3. Add crayons or candle tint (peel the label off the crayon first) until you’re pleased with the color. Add your choice of scented oil.
4. Remove the paraffin from the heat. Using tongs, dip a pinecone into the paraffin for a few seconds. Gently lift it out without shaking off any excess wax. Allow the cone to cool for a few seconds, then set it on the waxed paper. Repeat with remaining cones.
5. After the cones are completely cool, dip them again. If the wax is too hot it will melt off the wax from previous dippings so keep it warm enough to be liquid but not hot.
For the type of Pine Cone Fire starter shown in the photo above follow these instructions:
Additional supplies you will need: muffin tins, wicking for candles & sawdust (optional)
1. Melt wax in top of double boiler over boiling water or melt the wax in a coffee can in a pot of boiling water on the stove.
2. After wax has melted, stir in the candle coloring and essential oil. Turn off the heat.
3. Place a wick at the base of the pine cone, letting about one inch hang over the edge of the muffin pan.
4. Put about a tablespoon of sawdust in the muffin pan and set the pine cone in the middle, pressing down.

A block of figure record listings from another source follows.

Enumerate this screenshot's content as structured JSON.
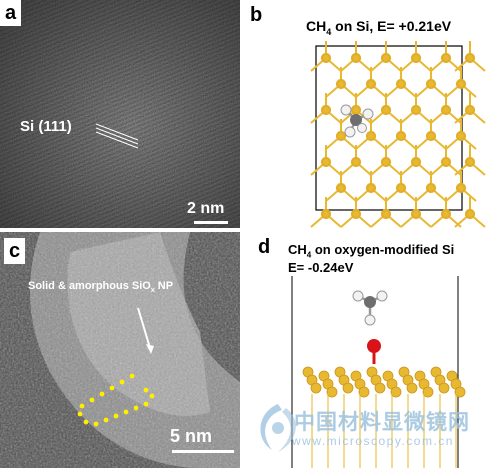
{
  "panel_a": {
    "letter": "a",
    "lattice_label": "Si (111)",
    "scale_label": "2 nm"
  },
  "panel_b": {
    "letter": "b",
    "title_prefix": "CH",
    "title_sub": "4",
    "title_suffix": " on Si, E= +0.21eV"
  },
  "panel_c": {
    "letter": "c",
    "annotation_prefix": "Solid & amorphous SiO",
    "annotation_sub": "x",
    "annotation_suffix": " NP",
    "scale_label": "5 nm"
  },
  "panel_d": {
    "letter": "d",
    "title_prefix": "CH",
    "title_sub": "4",
    "title_suffix": " on oxygen-modified Si",
    "energy": "E= -0.24eV"
  },
  "watermark": {
    "name": "中国材料显微镜网",
    "url": "www.microscopy.com.cn"
  },
  "colors": {
    "silicon": "#e8b830",
    "oxygen": "#d8141a",
    "carbon": "#6e6e6e",
    "hydrogen": "#f2f2f2",
    "watermark": "#9ec3de"
  }
}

5. Spoon or ladle your scented wax into the pan to about a level of 1 1/2 inches.
6. Set aside until cool and then remove from pan and place on wax paper to harden. Store in a basket or decorative metal container until use. (place away from open fire until needed!)
7. To light a fire, put a pine cone fire starter under your smaller logs and light the wick.
TIP: Our family also gathers twigs and small branches which we tie in bundles with twine and use as additional kindling. These bundles work well in combination with the pine cone fire starters.